In the last decade, the Raitmans and Art on a Whim not only persevered through a recession and then opened a second location in Vail Village, they also have evolved and refined their collection of contemporary artwork. They have successfully curated an array of unique mediums, styles and techniques that are impressive and captivating, as well as truly “feel good.”
The Raitmans are proud of the collection they’ve built and the artists they support, so much so that they have decided to connect the business to their name. This season, a recognizable logo for the galleries will now read Raitman Art Galleries — spaces that still present colorful and cheerful contemporary pieces from the undeniable talents of artists like Mario.
Myung Jung, known in the art world simply as “Mario,” began his career as a professional artist in the mid-1980s. The distinct style he is known for was developed during a severe life change following a near-death accident.
While in the hospital, he imagined dream-like landscapes, and after Mario miraculously recovered completely, he has since developed his own flexible artistic style.
“There is a level of realism to a lot of it, and that’s what makes it approachable,” says Ross. “But at the same time, it’s not your typical landscape that looks like a hundred different people could have painted it; there is that unique aspect to Mario’s work.”

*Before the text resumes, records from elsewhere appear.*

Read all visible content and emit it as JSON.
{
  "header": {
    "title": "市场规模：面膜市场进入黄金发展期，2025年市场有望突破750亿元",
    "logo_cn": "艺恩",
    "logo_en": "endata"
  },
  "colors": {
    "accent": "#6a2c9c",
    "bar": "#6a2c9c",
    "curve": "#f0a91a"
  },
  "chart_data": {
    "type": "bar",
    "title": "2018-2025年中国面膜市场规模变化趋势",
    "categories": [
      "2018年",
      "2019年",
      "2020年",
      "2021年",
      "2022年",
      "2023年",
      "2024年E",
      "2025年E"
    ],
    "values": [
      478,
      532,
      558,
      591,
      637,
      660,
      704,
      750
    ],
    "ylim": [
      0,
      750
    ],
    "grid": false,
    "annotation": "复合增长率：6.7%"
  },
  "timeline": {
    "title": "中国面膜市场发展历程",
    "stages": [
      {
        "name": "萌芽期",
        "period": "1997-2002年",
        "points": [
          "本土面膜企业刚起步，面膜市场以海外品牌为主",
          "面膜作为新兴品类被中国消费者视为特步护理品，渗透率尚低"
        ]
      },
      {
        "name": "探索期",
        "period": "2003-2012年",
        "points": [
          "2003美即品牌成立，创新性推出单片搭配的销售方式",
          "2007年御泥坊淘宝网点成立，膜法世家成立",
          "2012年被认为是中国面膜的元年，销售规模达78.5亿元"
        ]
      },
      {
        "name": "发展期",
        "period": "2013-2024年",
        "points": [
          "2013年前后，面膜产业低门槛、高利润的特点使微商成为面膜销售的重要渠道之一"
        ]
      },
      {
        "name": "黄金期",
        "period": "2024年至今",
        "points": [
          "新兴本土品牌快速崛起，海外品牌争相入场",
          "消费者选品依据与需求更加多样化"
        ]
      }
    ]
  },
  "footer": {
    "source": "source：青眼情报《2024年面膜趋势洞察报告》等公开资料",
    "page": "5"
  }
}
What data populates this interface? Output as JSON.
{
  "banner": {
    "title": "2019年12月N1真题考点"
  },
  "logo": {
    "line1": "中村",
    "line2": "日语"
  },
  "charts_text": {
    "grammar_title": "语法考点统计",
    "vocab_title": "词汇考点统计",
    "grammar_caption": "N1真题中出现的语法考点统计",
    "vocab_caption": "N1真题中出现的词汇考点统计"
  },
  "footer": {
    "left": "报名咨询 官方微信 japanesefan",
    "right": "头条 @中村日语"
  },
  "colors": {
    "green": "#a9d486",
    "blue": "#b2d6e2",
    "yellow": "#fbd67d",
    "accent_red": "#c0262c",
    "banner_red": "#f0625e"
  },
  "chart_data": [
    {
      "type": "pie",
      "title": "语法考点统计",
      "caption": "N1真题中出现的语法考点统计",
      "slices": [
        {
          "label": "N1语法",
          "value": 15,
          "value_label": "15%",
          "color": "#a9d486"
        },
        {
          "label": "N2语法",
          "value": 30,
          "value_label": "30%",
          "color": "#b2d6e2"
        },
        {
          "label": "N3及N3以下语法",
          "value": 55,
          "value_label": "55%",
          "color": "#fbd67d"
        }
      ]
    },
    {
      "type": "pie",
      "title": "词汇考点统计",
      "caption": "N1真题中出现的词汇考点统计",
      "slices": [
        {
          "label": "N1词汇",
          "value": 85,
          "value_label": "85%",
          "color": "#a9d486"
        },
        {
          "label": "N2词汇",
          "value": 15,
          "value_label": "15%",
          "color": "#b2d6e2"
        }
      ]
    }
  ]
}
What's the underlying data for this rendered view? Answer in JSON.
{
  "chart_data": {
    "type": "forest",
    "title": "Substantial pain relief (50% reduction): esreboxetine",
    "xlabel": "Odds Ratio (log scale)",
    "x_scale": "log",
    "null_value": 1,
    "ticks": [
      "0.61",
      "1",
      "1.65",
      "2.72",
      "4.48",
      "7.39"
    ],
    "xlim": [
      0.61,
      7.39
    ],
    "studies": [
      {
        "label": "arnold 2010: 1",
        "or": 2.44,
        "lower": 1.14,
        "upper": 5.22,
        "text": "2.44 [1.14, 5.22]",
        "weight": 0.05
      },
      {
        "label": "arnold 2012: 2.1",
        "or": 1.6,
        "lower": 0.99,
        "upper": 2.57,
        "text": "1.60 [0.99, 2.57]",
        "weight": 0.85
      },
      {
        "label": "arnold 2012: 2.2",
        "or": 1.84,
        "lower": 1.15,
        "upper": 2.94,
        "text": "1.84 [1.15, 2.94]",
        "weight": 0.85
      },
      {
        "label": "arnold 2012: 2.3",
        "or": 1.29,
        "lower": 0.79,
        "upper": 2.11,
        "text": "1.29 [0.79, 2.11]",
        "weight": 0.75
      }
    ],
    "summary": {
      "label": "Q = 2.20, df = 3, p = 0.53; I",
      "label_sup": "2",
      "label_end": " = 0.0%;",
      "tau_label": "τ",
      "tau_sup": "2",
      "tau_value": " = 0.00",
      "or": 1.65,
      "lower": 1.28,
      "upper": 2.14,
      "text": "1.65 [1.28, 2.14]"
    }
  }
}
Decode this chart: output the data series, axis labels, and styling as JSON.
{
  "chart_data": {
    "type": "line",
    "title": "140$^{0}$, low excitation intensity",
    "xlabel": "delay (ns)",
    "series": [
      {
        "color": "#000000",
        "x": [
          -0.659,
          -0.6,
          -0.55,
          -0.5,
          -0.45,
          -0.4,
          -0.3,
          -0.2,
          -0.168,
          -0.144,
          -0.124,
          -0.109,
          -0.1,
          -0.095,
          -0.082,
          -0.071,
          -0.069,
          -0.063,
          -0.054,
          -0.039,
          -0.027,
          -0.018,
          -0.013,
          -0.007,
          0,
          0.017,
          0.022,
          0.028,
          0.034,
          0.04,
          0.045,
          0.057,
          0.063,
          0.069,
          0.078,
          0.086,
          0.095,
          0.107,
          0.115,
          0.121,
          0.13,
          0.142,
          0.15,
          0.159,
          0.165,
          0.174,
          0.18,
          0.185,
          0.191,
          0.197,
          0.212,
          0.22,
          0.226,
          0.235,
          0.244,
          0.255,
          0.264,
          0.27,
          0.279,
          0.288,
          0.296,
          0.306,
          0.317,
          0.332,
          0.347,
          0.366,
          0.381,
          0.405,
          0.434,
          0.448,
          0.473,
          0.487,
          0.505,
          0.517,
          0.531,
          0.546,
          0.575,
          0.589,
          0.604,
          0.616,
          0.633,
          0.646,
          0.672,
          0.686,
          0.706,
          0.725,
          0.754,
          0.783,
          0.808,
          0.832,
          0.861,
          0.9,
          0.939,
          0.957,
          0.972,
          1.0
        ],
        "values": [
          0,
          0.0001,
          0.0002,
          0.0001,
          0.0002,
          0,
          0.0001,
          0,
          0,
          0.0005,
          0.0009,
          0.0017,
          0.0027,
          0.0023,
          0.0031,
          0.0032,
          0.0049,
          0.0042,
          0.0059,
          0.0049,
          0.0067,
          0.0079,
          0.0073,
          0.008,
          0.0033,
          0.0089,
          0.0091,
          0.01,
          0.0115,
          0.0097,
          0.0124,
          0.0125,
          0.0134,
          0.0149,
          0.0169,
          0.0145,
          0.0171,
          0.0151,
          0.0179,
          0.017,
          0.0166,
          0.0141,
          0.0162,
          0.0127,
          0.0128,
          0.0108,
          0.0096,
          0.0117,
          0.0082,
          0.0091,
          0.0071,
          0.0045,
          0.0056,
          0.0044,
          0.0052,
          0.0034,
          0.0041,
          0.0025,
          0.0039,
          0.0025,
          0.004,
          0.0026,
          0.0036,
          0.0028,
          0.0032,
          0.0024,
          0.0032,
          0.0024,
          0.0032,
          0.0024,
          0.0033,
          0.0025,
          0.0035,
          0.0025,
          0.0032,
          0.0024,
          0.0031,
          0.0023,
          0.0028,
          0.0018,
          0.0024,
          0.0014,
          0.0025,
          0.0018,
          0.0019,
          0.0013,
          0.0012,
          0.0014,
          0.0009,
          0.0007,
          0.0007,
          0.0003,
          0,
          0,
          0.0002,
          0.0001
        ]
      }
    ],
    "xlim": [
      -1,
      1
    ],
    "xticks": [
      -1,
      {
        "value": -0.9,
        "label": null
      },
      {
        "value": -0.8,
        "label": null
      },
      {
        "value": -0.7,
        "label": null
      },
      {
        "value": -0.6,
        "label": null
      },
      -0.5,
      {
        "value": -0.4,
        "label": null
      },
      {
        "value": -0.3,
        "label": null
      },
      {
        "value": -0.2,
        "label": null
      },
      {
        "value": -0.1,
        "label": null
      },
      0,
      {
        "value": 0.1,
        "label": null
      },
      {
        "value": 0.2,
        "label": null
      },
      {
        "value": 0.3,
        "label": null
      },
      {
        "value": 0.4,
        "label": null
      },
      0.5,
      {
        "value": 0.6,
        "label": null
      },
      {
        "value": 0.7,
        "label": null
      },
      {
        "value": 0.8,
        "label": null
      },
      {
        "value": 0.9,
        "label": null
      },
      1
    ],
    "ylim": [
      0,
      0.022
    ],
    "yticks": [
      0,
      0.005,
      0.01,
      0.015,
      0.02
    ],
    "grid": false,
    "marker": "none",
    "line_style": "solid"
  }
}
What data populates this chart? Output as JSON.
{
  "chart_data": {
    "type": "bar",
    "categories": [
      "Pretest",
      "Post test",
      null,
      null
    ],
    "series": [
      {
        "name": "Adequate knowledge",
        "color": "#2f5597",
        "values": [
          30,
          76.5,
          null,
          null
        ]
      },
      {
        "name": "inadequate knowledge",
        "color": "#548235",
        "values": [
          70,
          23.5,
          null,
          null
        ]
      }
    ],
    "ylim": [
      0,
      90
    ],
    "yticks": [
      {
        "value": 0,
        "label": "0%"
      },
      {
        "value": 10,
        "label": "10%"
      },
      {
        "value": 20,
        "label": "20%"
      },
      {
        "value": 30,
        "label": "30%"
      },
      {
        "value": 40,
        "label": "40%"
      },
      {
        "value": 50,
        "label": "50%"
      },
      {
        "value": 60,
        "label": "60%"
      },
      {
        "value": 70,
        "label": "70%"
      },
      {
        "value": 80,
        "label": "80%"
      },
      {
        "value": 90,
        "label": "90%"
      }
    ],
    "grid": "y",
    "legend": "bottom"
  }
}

His art takes you to the dreamy places that may not actually exist in nature that way, but they exist in your head as somewhere you would likely love to be.
His technique, called impasto, lays paint thickly onto the surface of a canvas so brush and painting-knife strokes are visible. Mario’s pieces show his precise strokes and the paint itself is displayed with tangible texture, but the subjects and colors in each scene are soft and calming.